From the Artist
About Angry Violin
I've been collecting these tracks over the last couple of years, and *Angry Violin* pulls together the stuff that actually works when you push metal and strings into the same room. Not all violin metal has to sound precious or theatrical — some of it just needs to hit hard. *Doomsday Calling* and *Rise of the Violincore* are where I'm leaning hardest into that collision, stacking violin riffs against distorted guitars and letting both do what they do best without apologizing.
“The collection sits mostly in instrumental territory, which forces the violin and metal elements to carry the weight entirely.”
The Celtic modal scales show up across most of these — they sit in this weird sweet spot where they feel both ancient and aggressive, especially when you're running them through heavy rhythms and breakdowns. *Shattered Crown* locks into that space pretty cleanly. I've also thrown in some stranger textures: the 8-bit synth layers on *Violin Pixel Endboss Music*, the guzheng and shamisen bleeding through on a few cuts, even some actual folk instrumentation woven into the metal framework. It's not about genre purity. It's about what happens when you refuse to choose between delicate and brutal.

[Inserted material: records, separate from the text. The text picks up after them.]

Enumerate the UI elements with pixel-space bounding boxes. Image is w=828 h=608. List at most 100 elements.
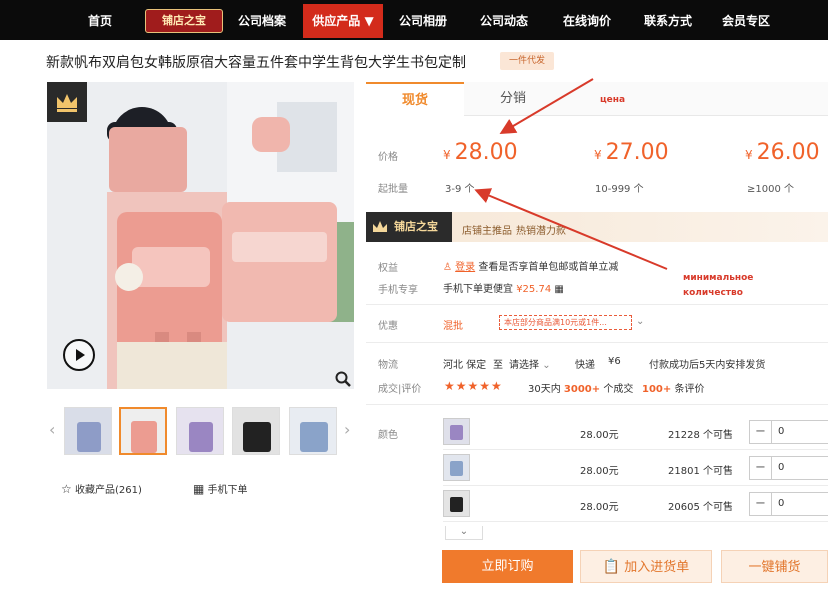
nav-shop-badge[interactable]: 铺店之宝: [145, 9, 223, 33]
nav-company-profile[interactable]: 公司档案: [232, 0, 292, 40]
ship-to-prefix: 至: [493, 360, 503, 371]
favorite-label: 收藏产品(261): [74, 485, 142, 496]
divider: [443, 485, 828, 486]
nav-company-album[interactable]: 公司相册: [393, 0, 453, 40]
benefit-text: 查看是否享首单包邮或首单立减: [478, 262, 619, 273]
qr-code-icon: ▦: [193, 482, 205, 496]
benefit-label: 权益: [378, 263, 398, 274]
thumbnail[interactable]: [176, 407, 224, 455]
thumb-prev-arrow[interactable]: ‹: [49, 420, 61, 440]
buy-now-button[interactable]: 立即订购: [442, 550, 573, 583]
zoom-icon[interactable]: [334, 370, 352, 388]
deals-reviews-label: 成交|评价: [378, 384, 422, 395]
color-option-stock: 21801 个可售: [668, 466, 733, 477]
one-click-list-button[interactable]: 一键铺货: [721, 550, 828, 583]
mobile-order-label: 手机下单: [207, 485, 248, 496]
ship-to-select[interactable]: 请选择 ⌄: [509, 356, 551, 371]
tab-in-stock[interactable]: 现货: [366, 82, 464, 117]
discount-label: 优惠: [378, 321, 398, 332]
thumb-next-arrow[interactable]: ›: [344, 420, 356, 440]
annotation-min-qty-1: минимальное: [683, 273, 754, 283]
divider: [366, 342, 828, 343]
price-tier-2: ¥27.00: [594, 140, 669, 165]
price-tier-1: ¥28.00: [443, 140, 518, 165]
decrement-button[interactable]: −: [750, 421, 772, 443]
divider: [443, 449, 828, 450]
product-title: 新款帆布双肩包女韩版原宿大容量五件套中学生背包大学生书包定制: [46, 55, 466, 71]
login-link[interactable]: 登录: [455, 262, 475, 273]
crown-icon: [371, 219, 389, 238]
color-option-thumbnail[interactable]: [443, 490, 470, 517]
nav-products-dropdown[interactable]: 供应产品 ▼: [303, 4, 383, 38]
thumbnail[interactable]: [64, 407, 112, 455]
price-tier-3: ¥26.00: [745, 140, 820, 165]
moq-tier-3: ≥1000 个: [747, 184, 795, 195]
thumbnail[interactable]: [289, 407, 337, 455]
color-option-price: 28.00元: [580, 466, 619, 477]
quantity-stepper[interactable]: − 0: [749, 456, 828, 480]
express-label: 快递: [575, 360, 595, 371]
quantity-value[interactable]: 0: [778, 421, 784, 443]
play-video-button[interactable]: [63, 339, 95, 371]
moq-tier-1: 3-9 个: [445, 184, 475, 195]
chevron-down-icon: ⌄: [542, 360, 551, 371]
thumbnail-selected[interactable]: [119, 407, 167, 455]
divider: [366, 404, 828, 405]
nav-company-news[interactable]: 公司动态: [474, 0, 534, 40]
brand-text-hot: 热销潜力款: [516, 226, 566, 237]
qr-code-icon: ▦: [554, 284, 564, 295]
tab-distribution[interactable]: 分销: [470, 82, 556, 116]
coupon-box[interactable]: 本店部分商品满10元或1件...: [499, 315, 632, 330]
thumbnail[interactable]: [232, 407, 280, 455]
mixed-batch: 混批: [443, 321, 463, 332]
mobile-order[interactable]: ▦ 手机下单: [193, 481, 248, 497]
quantity-stepper[interactable]: − 0: [749, 492, 828, 516]
dropship-tag: 一件代发: [500, 52, 554, 70]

The collection sits mostly in instrumental territory, which forces the violin and metal elements to carry the weight entirely. No vocals to lean on, no lyrics to explain intent. You hear exactly how tight the interplay is between the string work and the rhythmic aggression, where the tremolo picking lands, how a violin pizzicato break punctures a wall of distortion. The production keeps things raw enough that you're always aware of the actual instruments underneath — this isn't polished symphonic metal, it's more like watching someone shred a violin the way someone else might shred a guitar.